Our code is now getting into the category of seriously long shell scripts, weighing in at 177 lines. That's actually beyond my usual cutoff of 150 lines maximum for a script, so we definitely need to wrap this up before it gets too much longer anyway.

The missing piece we'll deal with in this column is to test for a dealer blackjack and player blackjack situation. If you are dealt an Ace and a ten-point card (a ten or a face card) you have a blackjack. If the dealer has a blackjack, the game ends and the player loses. If the player gets a blackjack on the deal, the game ends and the dealer loses (without being able to get additional cards, because a 21-point hand that involves more than two cards does not tie a player's blackjack). If you have the extraordinary situation of both the player and dealer having a blackjack, it's a “push” or tie, just as it is in any other situation where both player and dealer have the same point value in their hands.

The key spot where we need to modify the code to test for blackjacks is where the hands are dealt, and we might as well deal both hands before adding the additional test. Here's the hand-dealing code:

nextplayercard=3        # player starts with two cards

nextdealercard=3        # dealer also has two cards

To see whether either hand is a blackjack quickly, we'll use the handValue function:

handValue ${newdeck[1]} ${newdeck[3]}

Recall that because you can't return values in functions, handValue simply sets the global variable $handvalue to the numeric value of the hand. This means the test is straightforward:

# test for dealer or player blackjack

handValue ${player[1]} ${player[2]}
handValue ${dealer[1]} ${dealer[2]}

echo ""

if [ $playerhandvalue -eq 21 -a $dealerhandvalue -eq 21 ] ; then
  echo "Extraordinary! Both the dealer and player were dealt a blackjack!"
  echo "Unfortunately, this means you didn't win: it's a push (or tie)."
  echo ""
  exit 0

if [ $dealerhandvalue -eq 21 ] ; then
  echo "Darn it!
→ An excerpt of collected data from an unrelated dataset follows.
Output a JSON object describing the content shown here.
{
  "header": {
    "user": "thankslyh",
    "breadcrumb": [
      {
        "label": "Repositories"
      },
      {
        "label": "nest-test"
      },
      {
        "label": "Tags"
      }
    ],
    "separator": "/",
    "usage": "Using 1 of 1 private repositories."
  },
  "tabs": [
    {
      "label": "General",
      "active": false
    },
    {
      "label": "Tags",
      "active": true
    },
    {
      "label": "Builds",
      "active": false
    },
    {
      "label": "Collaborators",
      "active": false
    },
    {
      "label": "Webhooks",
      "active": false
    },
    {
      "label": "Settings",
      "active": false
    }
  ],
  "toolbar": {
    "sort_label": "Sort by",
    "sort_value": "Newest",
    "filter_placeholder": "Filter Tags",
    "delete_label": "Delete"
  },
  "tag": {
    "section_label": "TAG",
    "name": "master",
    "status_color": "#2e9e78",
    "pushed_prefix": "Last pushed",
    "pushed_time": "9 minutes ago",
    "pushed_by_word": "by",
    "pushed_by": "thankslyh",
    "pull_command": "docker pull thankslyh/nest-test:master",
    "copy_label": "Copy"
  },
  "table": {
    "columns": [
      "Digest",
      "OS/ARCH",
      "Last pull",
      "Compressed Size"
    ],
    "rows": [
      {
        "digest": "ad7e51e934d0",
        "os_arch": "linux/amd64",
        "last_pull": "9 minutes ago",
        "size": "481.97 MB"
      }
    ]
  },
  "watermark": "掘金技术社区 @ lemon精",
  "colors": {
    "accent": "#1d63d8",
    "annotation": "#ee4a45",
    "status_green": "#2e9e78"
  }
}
Dealer pulled a blackjack out of his hat. You lose."
  echo ""
  exit 0
elif [ $playerhandvalue -eq 21 ] ; then
  echo "NICE! You got a blackjack and won the game. Payout would be 3:2!"
  echo ""
  exit 0

You can see that I simply create playerhandvalue and dealerhandvalue for these numeric tests, and then check whether both are 21, the dealer is 21 and the player is 21. That's all there is to it.

To test the new code, simply slip in either or both of the following lines right before the handValue call above:

player[1]=1 ; player[2]=11
dealer[1]=1 ; dealer[2]=12

Then you can, um, stack the deck and create the specific test situations you desire.